Regarding the title attributed to Table 3, we agree that it is more appropriate to characterize it as “difference” rather than “change”.

Regarding the blood pressure measurement, we are aware that ambulatory monitoring provides a better assessment on blood pressure levels, including the reduction of the white coat effect [13]. In our study, blood pressure measurements were taken in accordance with the VI Brazilian Guidelines on Hypertension, with a proper equipment (Omron HEM 742), and at least three measurements were obtained [14]. Furthermore, the classification of hypertension followed the same cutoff values extant at the time (systolic blood pressure of 140 mmHg or higher, diastolic blood pressure of 90 mmHg or higher, or use of antihypertensive medication), used in most of the studies broadly published in the literature [9, 15–17].

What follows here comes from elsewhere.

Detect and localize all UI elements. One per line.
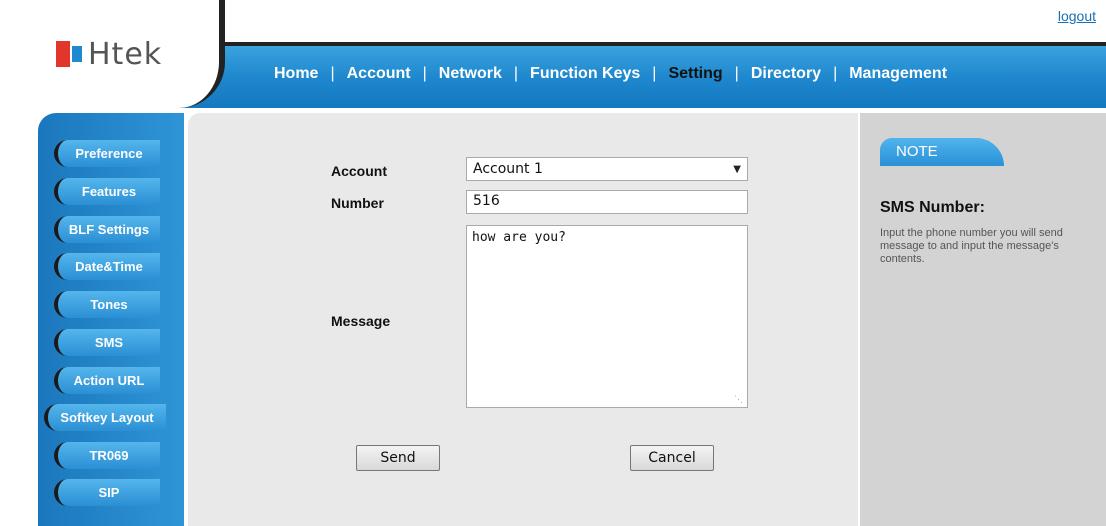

We agree with the importance of the results recently reported by Yang et al., in which the correction for the “white-coat effect” resulted in loss of statistical significance in the association between blood lead and office diastolic blood pressure [2]. We did not consider this the “white-coat effect” in our analysis. Our study included several adjustment variables, related to sociodemographic, clinic and health characteristics, obtained from a census based randomized selection of Brazilian adults.

Conclusion

Taken together, we believe in the strength and consistency of our study, despite the relatively small association size. Furthermore, our findings are consistent with multiple epidemiologic and experimental studies suggesting that exposure to lead is causally related to elevated blood pressure levels [15]. Thus, we trust that the present results may be compared with those reported in similar studies with environmentally exposed populations.